WEST’s Riley Knoedler, Jacob Morris, and Nicholas Faraco-Hadlock were in Denver last week for the Institute of Electrical and Electronics Engineers/Computer Vision Foundation Conference on Computer Vision and Pattern Recognition (CVPR) 2026, the leading annual forum for advances in computer vision and AI research. The conference drew over 9,000 researchers and practitioners from around the world working on some of the most cutting-edge problems in machine learning, image recognition, and AI-driven analysis.
The annual CVPR bird walk, organized by the AI for Conservation community (which brings together conference-goers who care about applying technology to real-world conservation challenges), was coordinated by Riley, with Nicholas serving as the local bird expert.
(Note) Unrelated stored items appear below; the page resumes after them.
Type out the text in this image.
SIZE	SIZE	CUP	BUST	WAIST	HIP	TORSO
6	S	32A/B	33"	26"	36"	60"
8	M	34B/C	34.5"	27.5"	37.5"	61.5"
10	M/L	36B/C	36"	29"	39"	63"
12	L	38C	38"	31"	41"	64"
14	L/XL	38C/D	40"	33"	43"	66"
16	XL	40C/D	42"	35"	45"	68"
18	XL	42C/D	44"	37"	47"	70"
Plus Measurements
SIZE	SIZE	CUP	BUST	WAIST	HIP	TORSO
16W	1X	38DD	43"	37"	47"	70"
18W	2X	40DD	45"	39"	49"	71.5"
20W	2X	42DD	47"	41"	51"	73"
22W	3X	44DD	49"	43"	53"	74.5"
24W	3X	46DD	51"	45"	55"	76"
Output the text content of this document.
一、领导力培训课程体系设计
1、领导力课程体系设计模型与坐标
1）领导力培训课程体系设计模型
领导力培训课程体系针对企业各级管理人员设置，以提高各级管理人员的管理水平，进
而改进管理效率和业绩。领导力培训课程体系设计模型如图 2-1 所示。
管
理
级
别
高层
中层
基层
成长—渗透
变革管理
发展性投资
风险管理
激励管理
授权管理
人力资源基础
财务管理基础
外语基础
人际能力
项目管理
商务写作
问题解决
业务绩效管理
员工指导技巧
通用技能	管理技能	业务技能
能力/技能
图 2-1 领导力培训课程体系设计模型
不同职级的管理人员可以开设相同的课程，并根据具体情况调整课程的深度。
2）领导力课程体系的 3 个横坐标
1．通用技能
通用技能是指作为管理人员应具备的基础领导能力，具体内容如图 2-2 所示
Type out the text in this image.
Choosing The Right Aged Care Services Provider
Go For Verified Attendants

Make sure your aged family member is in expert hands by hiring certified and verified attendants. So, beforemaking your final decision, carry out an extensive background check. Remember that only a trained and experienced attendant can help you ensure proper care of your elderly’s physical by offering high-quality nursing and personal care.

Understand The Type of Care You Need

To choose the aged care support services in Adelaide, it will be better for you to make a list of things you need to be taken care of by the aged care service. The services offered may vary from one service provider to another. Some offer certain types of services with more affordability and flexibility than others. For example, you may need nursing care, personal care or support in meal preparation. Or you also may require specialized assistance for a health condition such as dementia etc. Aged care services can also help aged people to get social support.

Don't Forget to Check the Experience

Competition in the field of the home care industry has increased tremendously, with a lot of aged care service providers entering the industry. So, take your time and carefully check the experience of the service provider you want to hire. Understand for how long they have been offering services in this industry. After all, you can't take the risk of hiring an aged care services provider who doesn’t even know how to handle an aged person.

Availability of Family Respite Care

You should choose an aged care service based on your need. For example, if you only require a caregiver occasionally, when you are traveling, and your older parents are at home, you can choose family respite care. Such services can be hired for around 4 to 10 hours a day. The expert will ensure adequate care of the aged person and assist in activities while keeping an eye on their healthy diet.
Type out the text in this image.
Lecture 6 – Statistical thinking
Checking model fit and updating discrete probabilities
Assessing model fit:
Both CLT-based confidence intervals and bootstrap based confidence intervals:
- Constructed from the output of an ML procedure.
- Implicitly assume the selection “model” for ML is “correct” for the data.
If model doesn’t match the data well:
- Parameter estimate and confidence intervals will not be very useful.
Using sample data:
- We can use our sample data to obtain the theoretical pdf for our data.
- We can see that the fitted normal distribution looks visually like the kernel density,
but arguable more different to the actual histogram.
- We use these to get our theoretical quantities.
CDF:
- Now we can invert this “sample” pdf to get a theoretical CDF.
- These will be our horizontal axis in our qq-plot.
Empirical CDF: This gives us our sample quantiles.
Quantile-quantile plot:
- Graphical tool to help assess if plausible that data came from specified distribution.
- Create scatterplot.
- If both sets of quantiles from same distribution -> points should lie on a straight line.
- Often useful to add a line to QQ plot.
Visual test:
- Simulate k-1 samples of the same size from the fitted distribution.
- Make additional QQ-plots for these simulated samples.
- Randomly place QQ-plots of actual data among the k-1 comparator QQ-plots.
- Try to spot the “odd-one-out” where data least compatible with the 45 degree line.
The group spent an hour exploring the South Platte River corridor in downtown Denver.
Riley also presented A Semi-Automated Pipeline for Detecting Bats in Thermal Drone Video at the CV4Animals Workshop. This presentation discussed WEST’s use of the BatCopter to conduct aerial surveys for bats, using both thermal cameras and ultrasonic acoustic detectors. Additionally, WEST’s Machine Learning team has developed a custom AI solution to detect potential bats in the video data, with final confirmation provided by a bat biologist.